- Agronomic: corn, rye, soybeans
- Crop Production: cover crops, no-till
- Education and Training: demonstration, extension, farmer to farmer, networking, on-farm/ranch research, participatory research
- Natural Resources/Environment: carbon sequestration
- Pest Management: weed ecology
- Production Systems: organic agriculture
- Soil Management: soil microbiology
In response to growing market demand, organic farming continues to expand across the US. Organic farmers, however, continue to rely heavily on tillage and cultivation to manage weeds, which can be destructive to soil quality. Through research and outreach partnerships with farmers, this project further refined the organic no-till technique using cover crops in order to enhance soil quality, improve soil biological processes, and maximize weed management potential while minimizing the possibility for soil erosion. With on-farm research and demonstration activities, the experiences gained by the farmers throughout this project will allow others be able to use this technique more effectively through improved management guidelines. The objectives included: 1) through farmer-designed treatments, evaluate crop performance and soil quality of organic reduced tillage systems through the measurements of several key indicators; 2) with on-farm field days, promote these soil-building practices to organic farmers; and 3) co-develop outreach materials with farmers, using lessons learned through “on-the-ground” implementation of this technique on working farms.
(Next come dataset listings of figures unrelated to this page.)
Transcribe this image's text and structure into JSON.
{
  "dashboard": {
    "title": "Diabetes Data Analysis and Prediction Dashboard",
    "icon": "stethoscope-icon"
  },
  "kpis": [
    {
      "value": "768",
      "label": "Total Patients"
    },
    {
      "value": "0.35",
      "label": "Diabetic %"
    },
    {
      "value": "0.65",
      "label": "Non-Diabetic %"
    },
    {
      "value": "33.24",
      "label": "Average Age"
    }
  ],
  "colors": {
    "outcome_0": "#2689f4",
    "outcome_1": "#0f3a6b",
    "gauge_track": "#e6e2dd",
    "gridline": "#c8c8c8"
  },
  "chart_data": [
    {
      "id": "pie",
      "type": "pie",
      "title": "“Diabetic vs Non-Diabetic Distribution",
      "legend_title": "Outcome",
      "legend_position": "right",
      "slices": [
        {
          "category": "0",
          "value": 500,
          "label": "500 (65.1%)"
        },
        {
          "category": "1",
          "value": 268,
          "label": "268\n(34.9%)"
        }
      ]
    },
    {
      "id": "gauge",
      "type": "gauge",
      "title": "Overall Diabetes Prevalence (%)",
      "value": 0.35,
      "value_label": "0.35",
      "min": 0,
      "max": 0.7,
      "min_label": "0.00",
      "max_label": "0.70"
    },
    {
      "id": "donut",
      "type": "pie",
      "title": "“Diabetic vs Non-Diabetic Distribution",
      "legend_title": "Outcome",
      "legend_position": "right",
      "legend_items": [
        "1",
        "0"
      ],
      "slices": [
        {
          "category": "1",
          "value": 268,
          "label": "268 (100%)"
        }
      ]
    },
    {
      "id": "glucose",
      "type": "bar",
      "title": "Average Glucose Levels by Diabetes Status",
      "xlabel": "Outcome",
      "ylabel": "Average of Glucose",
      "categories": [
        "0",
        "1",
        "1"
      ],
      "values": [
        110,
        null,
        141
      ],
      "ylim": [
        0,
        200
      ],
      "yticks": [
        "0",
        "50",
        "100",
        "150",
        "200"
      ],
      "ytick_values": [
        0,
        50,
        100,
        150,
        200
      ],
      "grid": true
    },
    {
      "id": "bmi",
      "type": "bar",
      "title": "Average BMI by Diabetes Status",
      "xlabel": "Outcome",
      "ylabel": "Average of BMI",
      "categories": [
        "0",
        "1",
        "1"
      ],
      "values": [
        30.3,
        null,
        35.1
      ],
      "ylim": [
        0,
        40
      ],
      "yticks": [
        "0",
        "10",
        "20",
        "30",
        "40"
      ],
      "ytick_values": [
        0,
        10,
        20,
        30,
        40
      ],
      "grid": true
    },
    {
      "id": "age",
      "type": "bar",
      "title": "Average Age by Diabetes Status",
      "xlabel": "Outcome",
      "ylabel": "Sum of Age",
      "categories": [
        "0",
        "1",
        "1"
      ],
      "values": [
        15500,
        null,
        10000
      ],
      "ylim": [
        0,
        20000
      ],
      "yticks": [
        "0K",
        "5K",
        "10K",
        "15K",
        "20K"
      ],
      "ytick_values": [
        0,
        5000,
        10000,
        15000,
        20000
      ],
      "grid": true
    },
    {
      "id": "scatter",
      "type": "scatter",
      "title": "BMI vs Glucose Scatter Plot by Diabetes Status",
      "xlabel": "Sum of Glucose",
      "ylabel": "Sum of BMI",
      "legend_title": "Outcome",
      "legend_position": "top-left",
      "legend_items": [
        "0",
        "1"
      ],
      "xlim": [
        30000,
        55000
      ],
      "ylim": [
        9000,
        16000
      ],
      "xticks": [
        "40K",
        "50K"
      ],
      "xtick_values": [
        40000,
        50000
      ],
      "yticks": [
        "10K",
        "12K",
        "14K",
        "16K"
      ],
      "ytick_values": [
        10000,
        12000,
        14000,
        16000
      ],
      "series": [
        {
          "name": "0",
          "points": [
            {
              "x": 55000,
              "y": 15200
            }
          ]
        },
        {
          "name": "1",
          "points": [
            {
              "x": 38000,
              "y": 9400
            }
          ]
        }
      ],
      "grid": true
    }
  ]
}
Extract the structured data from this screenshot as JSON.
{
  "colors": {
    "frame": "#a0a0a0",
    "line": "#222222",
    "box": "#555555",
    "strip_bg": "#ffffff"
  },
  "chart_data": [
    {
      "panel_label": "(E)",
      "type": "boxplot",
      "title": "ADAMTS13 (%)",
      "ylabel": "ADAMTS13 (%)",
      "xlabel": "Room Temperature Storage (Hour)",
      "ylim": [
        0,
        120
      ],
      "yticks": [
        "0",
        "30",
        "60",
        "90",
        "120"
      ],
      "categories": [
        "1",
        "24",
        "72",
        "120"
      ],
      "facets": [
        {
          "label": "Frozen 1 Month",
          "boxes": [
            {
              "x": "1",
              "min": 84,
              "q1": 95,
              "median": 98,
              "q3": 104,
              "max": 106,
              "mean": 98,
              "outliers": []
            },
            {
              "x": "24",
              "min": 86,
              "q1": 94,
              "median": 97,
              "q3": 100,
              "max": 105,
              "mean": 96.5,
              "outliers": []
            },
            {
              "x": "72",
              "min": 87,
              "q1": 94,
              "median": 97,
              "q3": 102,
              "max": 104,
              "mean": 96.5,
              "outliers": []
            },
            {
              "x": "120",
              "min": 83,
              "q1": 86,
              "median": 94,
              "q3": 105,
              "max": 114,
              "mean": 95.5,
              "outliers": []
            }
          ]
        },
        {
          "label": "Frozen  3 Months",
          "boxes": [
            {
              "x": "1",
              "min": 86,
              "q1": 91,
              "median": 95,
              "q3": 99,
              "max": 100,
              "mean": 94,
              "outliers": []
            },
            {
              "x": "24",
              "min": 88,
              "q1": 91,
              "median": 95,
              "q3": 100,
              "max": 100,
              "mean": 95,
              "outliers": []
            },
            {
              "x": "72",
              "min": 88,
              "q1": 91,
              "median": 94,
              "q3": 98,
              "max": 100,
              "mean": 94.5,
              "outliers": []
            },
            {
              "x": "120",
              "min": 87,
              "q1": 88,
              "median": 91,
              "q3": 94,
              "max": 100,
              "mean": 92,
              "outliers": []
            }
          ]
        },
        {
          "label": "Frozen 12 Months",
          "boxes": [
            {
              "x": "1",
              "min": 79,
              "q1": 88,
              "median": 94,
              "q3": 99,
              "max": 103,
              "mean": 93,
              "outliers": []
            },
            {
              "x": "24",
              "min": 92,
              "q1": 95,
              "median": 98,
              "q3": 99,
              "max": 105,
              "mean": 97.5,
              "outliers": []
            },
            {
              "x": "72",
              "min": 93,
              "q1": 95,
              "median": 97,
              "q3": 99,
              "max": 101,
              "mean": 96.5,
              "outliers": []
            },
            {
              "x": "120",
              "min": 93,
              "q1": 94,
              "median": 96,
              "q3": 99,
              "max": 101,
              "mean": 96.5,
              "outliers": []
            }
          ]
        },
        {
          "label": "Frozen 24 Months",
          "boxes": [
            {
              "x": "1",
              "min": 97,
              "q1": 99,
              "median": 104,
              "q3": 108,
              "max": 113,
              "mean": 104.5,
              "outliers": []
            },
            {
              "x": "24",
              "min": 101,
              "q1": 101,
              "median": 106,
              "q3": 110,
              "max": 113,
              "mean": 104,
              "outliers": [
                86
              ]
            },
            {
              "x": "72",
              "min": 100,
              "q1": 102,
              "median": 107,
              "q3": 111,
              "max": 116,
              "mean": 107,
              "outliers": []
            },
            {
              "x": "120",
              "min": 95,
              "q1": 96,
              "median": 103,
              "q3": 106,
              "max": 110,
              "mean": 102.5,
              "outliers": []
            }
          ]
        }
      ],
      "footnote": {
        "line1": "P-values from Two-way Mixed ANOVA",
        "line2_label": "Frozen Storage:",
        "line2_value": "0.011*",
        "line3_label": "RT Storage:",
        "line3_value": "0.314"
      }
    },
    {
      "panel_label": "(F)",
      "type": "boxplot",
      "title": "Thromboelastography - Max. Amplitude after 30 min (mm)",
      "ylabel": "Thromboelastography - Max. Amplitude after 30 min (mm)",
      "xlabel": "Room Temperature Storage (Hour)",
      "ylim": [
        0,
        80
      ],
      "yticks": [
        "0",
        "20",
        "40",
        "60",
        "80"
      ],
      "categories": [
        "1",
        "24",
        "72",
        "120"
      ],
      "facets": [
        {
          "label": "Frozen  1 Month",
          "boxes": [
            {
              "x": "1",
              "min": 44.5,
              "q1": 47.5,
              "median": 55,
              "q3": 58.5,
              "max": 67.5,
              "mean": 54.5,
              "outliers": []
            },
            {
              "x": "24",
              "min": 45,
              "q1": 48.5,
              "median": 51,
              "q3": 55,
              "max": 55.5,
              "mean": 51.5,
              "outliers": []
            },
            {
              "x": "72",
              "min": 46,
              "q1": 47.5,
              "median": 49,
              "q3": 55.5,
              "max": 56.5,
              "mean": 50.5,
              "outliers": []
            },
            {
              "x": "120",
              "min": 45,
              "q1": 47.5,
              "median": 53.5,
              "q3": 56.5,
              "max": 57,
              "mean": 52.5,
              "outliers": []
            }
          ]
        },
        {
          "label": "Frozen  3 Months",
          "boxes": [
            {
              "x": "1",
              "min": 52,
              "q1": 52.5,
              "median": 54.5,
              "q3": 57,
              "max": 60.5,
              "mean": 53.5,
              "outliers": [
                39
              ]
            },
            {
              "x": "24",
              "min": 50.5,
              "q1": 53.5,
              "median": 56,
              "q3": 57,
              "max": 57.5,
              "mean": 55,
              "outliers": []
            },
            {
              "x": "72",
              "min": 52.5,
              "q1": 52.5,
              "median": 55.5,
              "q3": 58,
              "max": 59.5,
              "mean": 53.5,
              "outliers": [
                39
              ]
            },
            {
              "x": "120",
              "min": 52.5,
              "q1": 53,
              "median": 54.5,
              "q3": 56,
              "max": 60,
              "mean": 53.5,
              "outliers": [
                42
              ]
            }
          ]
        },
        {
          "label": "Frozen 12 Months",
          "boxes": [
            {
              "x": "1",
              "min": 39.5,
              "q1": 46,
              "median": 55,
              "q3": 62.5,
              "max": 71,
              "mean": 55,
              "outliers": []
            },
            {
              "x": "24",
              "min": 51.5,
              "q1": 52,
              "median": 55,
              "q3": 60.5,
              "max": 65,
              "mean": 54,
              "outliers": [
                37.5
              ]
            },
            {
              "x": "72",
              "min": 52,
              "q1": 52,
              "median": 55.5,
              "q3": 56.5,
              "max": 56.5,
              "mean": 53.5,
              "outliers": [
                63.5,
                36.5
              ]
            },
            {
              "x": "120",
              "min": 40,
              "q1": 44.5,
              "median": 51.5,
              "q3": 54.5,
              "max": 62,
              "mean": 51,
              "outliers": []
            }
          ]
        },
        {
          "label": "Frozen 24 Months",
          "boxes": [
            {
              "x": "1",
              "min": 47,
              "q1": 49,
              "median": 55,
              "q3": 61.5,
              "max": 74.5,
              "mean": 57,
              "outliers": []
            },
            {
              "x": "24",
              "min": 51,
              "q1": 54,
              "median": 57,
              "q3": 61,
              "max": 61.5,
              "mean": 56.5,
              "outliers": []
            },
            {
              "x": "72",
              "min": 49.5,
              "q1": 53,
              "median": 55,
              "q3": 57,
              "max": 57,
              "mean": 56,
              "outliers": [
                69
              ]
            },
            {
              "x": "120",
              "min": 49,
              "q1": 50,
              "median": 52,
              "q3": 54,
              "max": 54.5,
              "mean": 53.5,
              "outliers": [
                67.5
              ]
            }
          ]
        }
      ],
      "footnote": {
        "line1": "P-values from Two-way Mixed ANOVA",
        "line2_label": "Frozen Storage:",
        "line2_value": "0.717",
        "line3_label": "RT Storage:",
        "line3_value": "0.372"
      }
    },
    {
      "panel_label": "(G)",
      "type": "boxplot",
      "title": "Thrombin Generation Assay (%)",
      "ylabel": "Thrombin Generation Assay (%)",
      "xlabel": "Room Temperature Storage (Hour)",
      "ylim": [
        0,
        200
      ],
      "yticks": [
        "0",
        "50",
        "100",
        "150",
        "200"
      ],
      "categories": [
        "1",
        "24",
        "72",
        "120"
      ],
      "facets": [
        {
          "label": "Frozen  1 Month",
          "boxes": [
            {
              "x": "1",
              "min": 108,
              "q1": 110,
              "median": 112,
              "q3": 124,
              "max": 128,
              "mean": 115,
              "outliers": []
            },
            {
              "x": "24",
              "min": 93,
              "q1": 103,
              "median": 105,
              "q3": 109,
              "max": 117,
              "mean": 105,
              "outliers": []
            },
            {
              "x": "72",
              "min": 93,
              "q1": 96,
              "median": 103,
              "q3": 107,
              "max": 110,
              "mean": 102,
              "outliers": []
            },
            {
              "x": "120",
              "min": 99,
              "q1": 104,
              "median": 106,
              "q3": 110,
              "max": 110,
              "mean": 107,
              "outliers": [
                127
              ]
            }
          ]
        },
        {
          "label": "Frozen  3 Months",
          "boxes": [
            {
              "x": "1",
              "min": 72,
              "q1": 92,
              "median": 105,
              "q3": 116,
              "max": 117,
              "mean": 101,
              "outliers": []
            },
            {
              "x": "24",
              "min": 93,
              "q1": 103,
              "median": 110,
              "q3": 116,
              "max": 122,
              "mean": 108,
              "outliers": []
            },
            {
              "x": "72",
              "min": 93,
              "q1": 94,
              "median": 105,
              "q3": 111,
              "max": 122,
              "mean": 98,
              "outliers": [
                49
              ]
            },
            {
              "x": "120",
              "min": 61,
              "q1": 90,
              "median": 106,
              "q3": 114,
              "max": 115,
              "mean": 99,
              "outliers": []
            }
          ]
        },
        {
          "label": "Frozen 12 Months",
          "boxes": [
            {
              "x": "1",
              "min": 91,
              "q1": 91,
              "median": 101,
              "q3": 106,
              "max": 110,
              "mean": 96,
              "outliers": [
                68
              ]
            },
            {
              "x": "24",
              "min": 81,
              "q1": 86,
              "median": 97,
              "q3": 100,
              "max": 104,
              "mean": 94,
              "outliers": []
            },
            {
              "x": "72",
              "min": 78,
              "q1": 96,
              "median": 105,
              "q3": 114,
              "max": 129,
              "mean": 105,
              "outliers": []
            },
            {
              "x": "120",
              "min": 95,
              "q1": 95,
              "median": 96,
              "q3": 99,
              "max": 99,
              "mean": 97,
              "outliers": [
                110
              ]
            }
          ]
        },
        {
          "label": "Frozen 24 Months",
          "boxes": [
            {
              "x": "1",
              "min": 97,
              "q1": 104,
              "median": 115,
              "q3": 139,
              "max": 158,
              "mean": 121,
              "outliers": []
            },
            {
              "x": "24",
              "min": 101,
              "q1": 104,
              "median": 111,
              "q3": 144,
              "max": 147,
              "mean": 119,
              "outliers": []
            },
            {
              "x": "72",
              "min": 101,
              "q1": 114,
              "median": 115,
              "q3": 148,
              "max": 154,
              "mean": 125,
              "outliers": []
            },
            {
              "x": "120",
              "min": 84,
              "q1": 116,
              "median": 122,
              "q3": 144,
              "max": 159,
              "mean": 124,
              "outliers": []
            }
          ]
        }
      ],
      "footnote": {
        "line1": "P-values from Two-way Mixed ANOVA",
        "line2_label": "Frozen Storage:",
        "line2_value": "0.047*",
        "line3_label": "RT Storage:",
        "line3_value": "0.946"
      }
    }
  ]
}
The farms involved in this project are established organic row crop farms with a strong commitment to soil stewardship, serving to showcase model practices to the target audience of organic farmers through northern IL, WI, MN, and IA.
Our project objectives included:
- Evaluate the impact of various fall-seeded cover crop combinations (cereal rye, cold-tolerant field pea, sorghum-sudan grass, and tillage radish), terminated through rolling-crimping or cold temperatures, on weed suppression, yield, and soil quality of no-till organic corn and soybean (Doudlah Farm).
- Evaluate the impact of cover crop termination date and cash crop seeding date on the performance of the cereal rye/soybean organic no-till system using the roller-crimper.
- Educate farmers across WI, IL, IA, and MN about the technique, through on-farm field days, farmer case studies, written and web-based materials, and video.